В этой кнайпе он появился не случайно. Ещё когда Алекс планировал свой переход в прошлое, то составил некий план того, что ему в этом самом прошлом нужно сделать, чтобы устранить «косяки» и ошибки, доставившие в покидаемом им будущем столько неприятностей. Дело было в том, что идея с «гибелью во время пожара», добившись главной цели – «обрубить хвосты», убрав, так сказать, с «доски истории» такую фигуру, как «герр Хубер», создала и целый сонм проблем. И как раз вследствие них у него, в покинутом им будущем, во многом и возникли все неприятности, связанные с доступом к некоторым счетам, на которых хранилась весьма существенная часть его денег. Но время заняться устранением этих трудностей у Алекса появилось только сейчас. Да и желание этим заниматься тоже, если честно. Потому что ещё месяц назад Алекс был совсем не уверен в том, что вернётся в будущее. Несмотря на то, что подобное решение сулило ему большие проблемы. Да и вообще не до того ему было… Но в настоящий момент подобная уверенность у него уже появилась. Ну после того разговора с Эрикой… Вследствие чего он наконец-таки и собрался вплотную заняться решением всех имеющихся проблем.

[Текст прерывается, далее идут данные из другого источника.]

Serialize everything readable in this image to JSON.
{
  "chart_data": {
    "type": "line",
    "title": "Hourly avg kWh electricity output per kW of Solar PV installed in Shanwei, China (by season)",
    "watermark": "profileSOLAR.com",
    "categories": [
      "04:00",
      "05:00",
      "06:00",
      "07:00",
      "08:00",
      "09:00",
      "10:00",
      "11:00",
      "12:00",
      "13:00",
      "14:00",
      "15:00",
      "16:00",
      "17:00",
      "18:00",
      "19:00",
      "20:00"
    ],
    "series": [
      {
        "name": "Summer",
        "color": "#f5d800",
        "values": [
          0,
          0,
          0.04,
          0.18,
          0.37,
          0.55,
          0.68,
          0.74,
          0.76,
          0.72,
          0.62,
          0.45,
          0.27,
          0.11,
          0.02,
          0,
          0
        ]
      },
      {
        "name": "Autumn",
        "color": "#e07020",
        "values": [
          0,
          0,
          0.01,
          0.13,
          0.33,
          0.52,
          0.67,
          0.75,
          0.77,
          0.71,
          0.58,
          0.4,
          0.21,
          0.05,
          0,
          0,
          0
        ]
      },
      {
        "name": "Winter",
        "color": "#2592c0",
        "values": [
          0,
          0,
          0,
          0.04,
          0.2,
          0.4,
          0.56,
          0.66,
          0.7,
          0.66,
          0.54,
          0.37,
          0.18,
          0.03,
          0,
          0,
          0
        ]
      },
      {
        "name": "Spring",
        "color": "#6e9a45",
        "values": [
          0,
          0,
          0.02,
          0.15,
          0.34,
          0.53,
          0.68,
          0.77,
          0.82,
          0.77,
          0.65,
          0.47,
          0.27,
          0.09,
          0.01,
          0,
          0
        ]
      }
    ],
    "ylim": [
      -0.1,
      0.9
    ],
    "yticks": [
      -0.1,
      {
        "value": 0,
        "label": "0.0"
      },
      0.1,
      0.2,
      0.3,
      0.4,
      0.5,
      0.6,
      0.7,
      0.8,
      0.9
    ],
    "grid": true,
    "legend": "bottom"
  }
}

В чём ему и должен был помочь герр Циммерман…
Уполовинив кружку и немного успокоившись, Алекс поднялся и, подойдя к столику, за которым сидел герр Циммерман, негромко спросил:
– Можно присесть, старина?
Старый адвокат поднял на него тяжелый взгляд и несколько мгновений удивленно разглядывал незнакомца, затем недоуменно покосился на почти пустой зал, после чего пожал плечами и буркнул:
– Я не купил этот стол.
Алекс присел, отхлебнул из кружки и негромко произнес:
– Тяжелые времена…
Владелец адвокатского бюро «Мориц Циммерман и партнеры» утрюмо покосился на него. Эх, что этот совсем ещё молодой (ну, по сравнению с ним) человек может знать про тяжелые времена? Вот его поколению они достались по полной. Несмотря на то что Швейцария не участвовала в Великой войне[72], ужасы, творившиеся во время её, потрясли самые основы человеческого сознания во всей Европе. Чудовищные мясорубки Вердена и Соммы, в которых, будто в чудовищных гекатомбах, перемалывалось по четыре-пять тысяч жизней в день! А ведь они тянулись неделями… Боевые газы, после которых даже выжившие выглядят выходцами из ада – с выжженными глазами, кровавыми язвами, превращающими лицо в маску из голого мяса, и хрипящими звуками, исторгаемыми из сожжённых легких. Смерть с небес, обрушивавшаяся на мирно спящие города из чудовищных утроб огромных небесных Всадников апокалипсиса под названием «дирижабли». Вследствие чего теперь ни один, даже самый далекий от театра военных действий уголок даже самой большой европейской страны не мог считать себя в безопасности… Да и у многих швейцарцев были друзья, родственники и знакомые как в Германии и Австро-Венгрии, так и во Франции и Италии. И многие из них не пережили этой чудовищной бойни. Да и кое-кто из швейцарцев успел и повоевать, вступив волонтером в одну из воюющих армий… Старик вздохнул. Сидящий перед ним неожиданный собеседник явно не воевал. Слишком молод. И потому осознать всю чудовищность того, что творилось, вряд ли способен. Юность – наивна и гибка. Так что даже попытайся он ему что-то объяснить, из этого, скорее всего, ничего не получится. Потому что юность воспринимает даже самое страшное и ужасное, но творящееся где-то далеко и давно, а не рядом с ним, ну, или, во дворе либо на соседней улице, всего лишь как очередную страшную, но увлекательную сказку, наподобие тех, что ещё совсем недавно, несколько лет назад, читала мама, укладывая спать…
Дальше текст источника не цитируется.